Elio Mazzone, Sophie Knipper, Francesco A. Mistretta, Carlotta Palumbo, Zhe Tian, Andrea Gallina, Derya Tilki, Shahrokh F. Shariat, Francesco Montorsi, Fred Saad, Alberto Briganti and Pierre I. Karakiewicz
Background: Use of inpatient palliative care (IPC) in the treatment of advanced cancer represents a well-established guideline recommendation. A recent analysis showed that patients with genitourinary cancer benefit from IPC at the second lowest rate among 4 examined primary cancers, namely lung, breast, colorectal, and genitourinary. Based on this observation, temporal trends and predictors of IPC use were examined in patients with metastatic urothelial carcinoma of the bladder (mUCB) receiving critical care therapies (CCTs). Patients and Methods: Patients with mUCB receiving CCTs were identified within the Nationwide Inpatient Sample database (2004–2015). IPC use rates were evaluated in estimated annual percentage change (EAPC) analyses. Multivariable logistic regression models with adjustment for clustering at the hospital level were used. Results: Of 1,944 patients with mUCB receiving CCTs, 191 (9.8%) received IPC. From 2004 through 2015, IPC use increased from 0.7% to 25.0%, respectively (EAPC, +23.9%; P<.001). In analyses stratified according to regions, the highest increase in IPC use was recorded in the Northeast (EAPC, +44.0%), followed by the West (EAPC, +26.8%), South (EAPC, +22.9%), and Midwest (EAPC, +15.5%).
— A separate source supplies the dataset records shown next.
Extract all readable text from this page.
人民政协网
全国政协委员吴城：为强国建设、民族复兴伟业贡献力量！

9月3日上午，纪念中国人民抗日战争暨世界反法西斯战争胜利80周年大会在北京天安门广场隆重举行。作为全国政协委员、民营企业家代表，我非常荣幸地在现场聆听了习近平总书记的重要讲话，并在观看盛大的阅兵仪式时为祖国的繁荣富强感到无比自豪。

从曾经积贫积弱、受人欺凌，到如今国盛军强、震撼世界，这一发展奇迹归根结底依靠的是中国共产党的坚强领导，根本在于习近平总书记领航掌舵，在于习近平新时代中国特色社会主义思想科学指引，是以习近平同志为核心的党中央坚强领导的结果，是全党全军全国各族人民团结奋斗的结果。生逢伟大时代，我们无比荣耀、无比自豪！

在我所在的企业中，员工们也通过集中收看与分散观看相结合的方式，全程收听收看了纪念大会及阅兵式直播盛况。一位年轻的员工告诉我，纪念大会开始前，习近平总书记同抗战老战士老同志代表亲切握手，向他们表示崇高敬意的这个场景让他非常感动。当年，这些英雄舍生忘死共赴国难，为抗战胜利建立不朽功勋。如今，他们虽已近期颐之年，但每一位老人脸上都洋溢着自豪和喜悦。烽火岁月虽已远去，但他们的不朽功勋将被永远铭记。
Moreover, the lowest rate of IPC adoption in 2015 was recorded in the Midwest (14.3%). In multivariable logistic regression models, teaching status (odds ratio [OR], 1.97; P<.001), more recent diagnosis (2010–2015; OR, 3.89; P<.001), and presence of liver metastases (OR, 1.77; P=.02) were associated with higher IPC rates. Conversely, Hispanic race (OR, 0.42; P=.03) and being hospitalized in the Northeast (OR, 0.36; P=.01) were associated with lower rate of IPC adoption. Finally, patients with a primary admission diagnosis that consisted of infection (OR, 2.05; P=.002), cardiovascular disorders (OR, 2.10; P=.03), or pulmonary disorders (OR, 2.81; P=.005) were more likely to receive IPC. Conclusions: The rate of IPC use in patients with mUCB receiving CCTs sharply increased between 2004 and 2015. The presence of liver metastases, infections, or cardiopulmonary disorders as admission diagnoses represented independent predictors of higher IPC use. Conversely, Hispanic race, nonteaching hospital status, and hospitalization in the Midwest were identified as independent predictors of lower IPC use and represent targets for efforts to improve IPC delivery in patients with mUCB receiving CCT.